In this section, readers can find Marylisa DeDomenicis’s “Excuse Me” and Jackleen Holton’s “The Hunter,” both of which discuss working in a restaurant. DeDomenicis writes of the prevalent racism in the kitchen where the speaker works, and Holton focuses on the sexism and harassment the women face at the restaurant where her speaker works. In both of these, the other workers advocate for each other when the higher-ups either do nothing or contribute to the problem. The speaker in DeDomenicis’s piece sticks up for the bullied Mexican bus boy, and the waitresses in Holton’s piece work the buddy system together so they’re never alone, lessening the severity of their harassment.
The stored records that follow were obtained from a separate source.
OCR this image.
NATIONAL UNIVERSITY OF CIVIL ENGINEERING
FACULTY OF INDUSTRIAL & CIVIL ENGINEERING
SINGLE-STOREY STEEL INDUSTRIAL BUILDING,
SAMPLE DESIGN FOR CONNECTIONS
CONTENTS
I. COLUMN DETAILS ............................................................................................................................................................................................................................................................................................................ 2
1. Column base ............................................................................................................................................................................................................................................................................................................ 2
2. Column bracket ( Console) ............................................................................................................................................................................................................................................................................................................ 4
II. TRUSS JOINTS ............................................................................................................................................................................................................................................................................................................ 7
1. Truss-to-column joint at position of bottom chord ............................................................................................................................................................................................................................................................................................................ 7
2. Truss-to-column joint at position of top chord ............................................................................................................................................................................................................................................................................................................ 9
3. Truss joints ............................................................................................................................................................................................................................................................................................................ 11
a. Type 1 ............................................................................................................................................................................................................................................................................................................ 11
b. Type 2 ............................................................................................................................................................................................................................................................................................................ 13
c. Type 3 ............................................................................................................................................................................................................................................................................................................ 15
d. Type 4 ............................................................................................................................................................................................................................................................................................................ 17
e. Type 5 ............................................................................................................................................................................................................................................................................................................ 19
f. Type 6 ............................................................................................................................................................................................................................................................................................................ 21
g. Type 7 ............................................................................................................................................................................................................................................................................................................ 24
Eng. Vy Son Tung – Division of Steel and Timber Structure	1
Laurie Uttich’s “To My Student with the Dime-Sized Bruises on the Back of Her Arms Who’s Still on Her Cellphone” stuck out to me most starkly. In this poem, the speaker notices her student’s bruises and implores that she put down her phone, her abusive boyfriend on the other end, so she can trade it for a pen and “Take a piece of the dark and put it on a page.” Sylvia Plath and Virginia Woolf stand by as supporting characters, offering comfort and a room of one’s own. Uttich’s use of language as the poem addresses the student is clever and flows quickly, familiar images flashing through the lines.
While we continue to rely on service workers to keep the world running, make sure to take time to hear their voices and their stories in their own words.